If you are a tech-savvy business with a huge ecosystem of distributed databases and various applications, the interconnectivity between them should also be checked to prevent data breaches.

Explore the market of biometric tools

The market of biometrics lists many vendors that offer solutions to businesses of all sizes. Some of the well-known multinational companies providing all sorts of biometric solutions are

The mentioned vendors position themselves as biometric-as-a-service, installing their software on desktop, mobile, and web-based platforms.

Check available APIs and SDKs

For a small project, integration with an API that provides access to required functionality can be the best fit. Via APIs, you’ll get tools for collecting and processing biometric data. Below are several available options.

Kairos Face Recognition API — a face detection and feature recognition API for photo and video content

Lambda Labs Face Recognition — face detection, feature recognition, and identification API, capable of identifying gender, age, and racial features by analyzing video content

Android Biometrics API — an open-source API for face or fingerprint authentication on Android devices

Apple Biometric Authentication — a developer guide for implementing Face ID and Touch ID, as well as Apple Pay authentication on iOS and Mac devices

DevelopFeng Gait Recognition API — a source code for implementing gait recognition via surveillance systems

Marian-Margeta API --  another gait recognition tool based on the implementation of a deep neural network

Microsoft Speaker Recognition API — a voice timbre tool for verifying and identifying the speaker

VoiceIt API — a hybrid API for multiple types of biometrics. It enables implementation of voice and face recognition for authentication purposes.

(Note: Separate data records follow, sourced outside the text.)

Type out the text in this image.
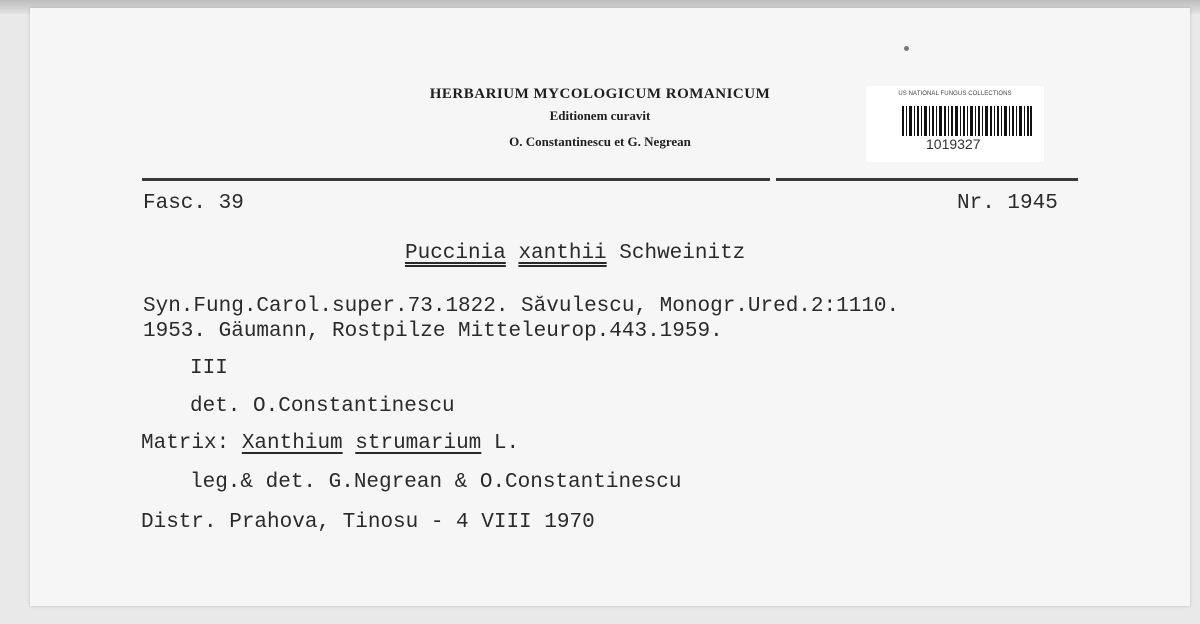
HERBARIUM MYCOLOGICUM ROMANICUM
Editionem curavit
O. Constantinescu et G. Negrean
US NATIONAL FUNGUS COLLECTIONS
1019327
Fasc. 39	Nr. 1945
Puccinia xanthii Schweinitz
Syn.Fung.Carol.super.73.1822. Săvulescu, Monogr.Ured.2:1110.
1953. Gäumann, Rostpilze Mitteleurop.443.1959.
III
det. O.Constantinescu
Matrix: Xanthium strumarium L.
leg.& det. G.Negrean & O.Constantinescu
Distr. Prahova, Tinosu - 4 VIII 1970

Other challenges of biometric adoption

The market of biometrics technologies is quite rich at the moment. Traditionally, vendors offer a full package of infrastructural elements and hardware to install at your organization. But the required set of technologies will substantially depend on the application. One of the most widespread are office security systems that use fingerprint scanners.

However, biometrics remain a quite controversial concept because of its intimate nature. On one hand, the way biometrics allow us to authenticate ourselves brings a lot of benefits. You don't create or memorize anything; your own body acts as your password. On the other hand, this approach presents a higher risk of identity theft in the case of security breaches, because the industry is still developing standards and measures on how to store these data, and how to use them.

So prior to choosing any technology or provider of a biometric system you should pay attention to the publicly available information. For example, in 2019, a Suprema based BioStar 2 biometric system experienced a security breach. This resulted in the exposure of 28 million biometric samples. The samples included fingerprint scans, face photos, encrypted passwords, and facial recognition data from a single database. That’s why the mistrust factor will remain in place until businesses learn how to protect biometric data from fraud.